Policies with an impact of rent affordability
Scotland. In Scotland, a series of policies and benefits (most of which are reserved to the UK government) aim at supporting low-income households with rent payments. However, there are also some policies beyond the control of the Scottish Government, namely the Benefit Cap and Bedroom Tax, that might negatively affect rent affordability. The Scottish Government is currently mitigating these reforms, for example through Discretionary Housing Payments and Universal Credit Scottish Choices. The Child Poverty (Scotland) Act 2017 acknowledges housing as a significant element of households’ income and aims at reducing family housing costs in order to eradicate child poverty. The Fuel Poverty (Scotland) Bill 2018 aims to reduce fuel costs.
England. In England, according to recent studies, social housing is now tending towards a safety net role and there is a shift from social to affordable housing.

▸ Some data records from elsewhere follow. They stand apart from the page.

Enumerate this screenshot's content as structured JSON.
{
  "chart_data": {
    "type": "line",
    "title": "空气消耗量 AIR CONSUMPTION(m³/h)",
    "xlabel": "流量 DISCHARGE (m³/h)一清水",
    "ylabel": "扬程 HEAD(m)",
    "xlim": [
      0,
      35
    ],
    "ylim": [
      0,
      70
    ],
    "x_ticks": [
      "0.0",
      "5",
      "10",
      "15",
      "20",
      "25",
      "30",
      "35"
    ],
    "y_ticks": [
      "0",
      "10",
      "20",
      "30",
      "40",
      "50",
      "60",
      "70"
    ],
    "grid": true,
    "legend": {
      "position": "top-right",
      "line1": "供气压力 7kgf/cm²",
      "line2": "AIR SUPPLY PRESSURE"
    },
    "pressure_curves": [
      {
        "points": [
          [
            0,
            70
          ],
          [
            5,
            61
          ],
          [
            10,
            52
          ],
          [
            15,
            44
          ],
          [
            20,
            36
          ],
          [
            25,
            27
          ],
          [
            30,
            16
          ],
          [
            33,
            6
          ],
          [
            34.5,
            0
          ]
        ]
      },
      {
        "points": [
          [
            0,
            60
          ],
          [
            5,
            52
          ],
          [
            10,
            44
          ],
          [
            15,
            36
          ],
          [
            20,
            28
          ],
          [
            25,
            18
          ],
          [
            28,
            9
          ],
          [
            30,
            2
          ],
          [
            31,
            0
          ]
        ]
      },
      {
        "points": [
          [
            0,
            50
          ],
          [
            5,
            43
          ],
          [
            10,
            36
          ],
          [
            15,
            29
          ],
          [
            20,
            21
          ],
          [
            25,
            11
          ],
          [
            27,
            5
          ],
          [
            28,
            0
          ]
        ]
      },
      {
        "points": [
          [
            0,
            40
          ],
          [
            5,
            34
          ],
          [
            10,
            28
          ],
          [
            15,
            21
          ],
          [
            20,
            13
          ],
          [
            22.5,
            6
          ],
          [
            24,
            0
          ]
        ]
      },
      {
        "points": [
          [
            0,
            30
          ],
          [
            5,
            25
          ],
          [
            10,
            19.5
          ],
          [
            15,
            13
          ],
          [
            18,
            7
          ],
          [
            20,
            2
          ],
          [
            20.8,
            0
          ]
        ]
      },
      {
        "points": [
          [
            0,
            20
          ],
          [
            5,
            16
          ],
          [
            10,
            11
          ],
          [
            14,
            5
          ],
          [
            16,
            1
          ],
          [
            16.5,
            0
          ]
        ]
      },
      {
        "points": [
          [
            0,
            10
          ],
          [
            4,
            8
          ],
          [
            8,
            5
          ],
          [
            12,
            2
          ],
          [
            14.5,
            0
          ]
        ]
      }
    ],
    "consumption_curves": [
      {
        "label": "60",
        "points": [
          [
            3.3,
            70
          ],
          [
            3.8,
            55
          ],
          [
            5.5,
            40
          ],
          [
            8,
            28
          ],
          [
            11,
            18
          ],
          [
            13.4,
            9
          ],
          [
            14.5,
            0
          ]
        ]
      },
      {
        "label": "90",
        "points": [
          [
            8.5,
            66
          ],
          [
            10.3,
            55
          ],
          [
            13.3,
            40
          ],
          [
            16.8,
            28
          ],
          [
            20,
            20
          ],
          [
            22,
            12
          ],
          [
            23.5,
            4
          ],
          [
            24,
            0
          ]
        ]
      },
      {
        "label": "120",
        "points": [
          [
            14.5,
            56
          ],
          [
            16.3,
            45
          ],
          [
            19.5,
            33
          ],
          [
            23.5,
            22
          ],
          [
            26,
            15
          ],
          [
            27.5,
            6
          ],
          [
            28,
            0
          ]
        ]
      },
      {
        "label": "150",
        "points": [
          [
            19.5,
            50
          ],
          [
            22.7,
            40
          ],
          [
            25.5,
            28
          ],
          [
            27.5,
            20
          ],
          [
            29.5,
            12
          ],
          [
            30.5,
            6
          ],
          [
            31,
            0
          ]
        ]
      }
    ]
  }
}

Social landlords in England have been constrained by the Housing Revenue Account subsidy rule over the last two decades, which gave little incentive to consider affordability. In an England-based study, the Chartered Institute of Housing recommended the adoption of a common definition for social housing, the increase in the supply of affordable housing and to link rents to local incomes using rent setting mechanisms.
Wales. In Wales, there is a need for public investment to tackle shortage of supply in social housing and meet housing quality standards. Following Scotland’s example of the Housing (Scotland) Act 2014, Wales abolished the Right to Buy in 2017. Suggestions to improve social rent affordability include a re-emergence of local authorities as social housing providers and a need for a re-think of the existing housing stock, as there is a shortage in required housing types and an excess supply in dwellings with reduced demand.
Northern Ireland. In Northern Ireland, the Bedroom Tax is mitigated, and the housing element of Universal Credit is paid directly to landlords, unless otherwise requested by social tenants. Suggestions to improve affordable housing include a developer contribution to boost supply in affordable housing and local authorities to undertake small scale development on public estates as a solution to lengthy planning approvals.
Gaps in Knowledge
A few gaps in knowledge have been identified through this literature review:
- The literature examines the meaning of rent affordability for social tenants but suggests that further research is needed to investigate this topic. An identified gap in the literature is that there is not enough evidence of what rent affordability means for tenants and whether housing benefits and lower housing costs can fully mitigate rent affordability issues. The impact of rent increases on households has not been studied enough from the tenants’ subjective perspective.
- There is a gap in knowledge around how social landlords set and increase their rents and service charges and what factors lead to such changes. There is also not enough evidence on whether service charges will make newly built social rented sector housing less affordable and whether standard requirements for social housing might lead to rent and service charges increases. To contribute to the tackling of child poverty and housing-costs-induced poverty overall, we need to explore the reasons for social rent increases and the ways to reduce them and ensure affordable rents, especially for families with children.
- The lack of literature regarding the mid-market renting sector suggests a knowledge gap. The review identified a gap in evidence on MMR rents, mechanisms of MMR rent setting, accessibility and type of supply, as well as to how affordable MMR is.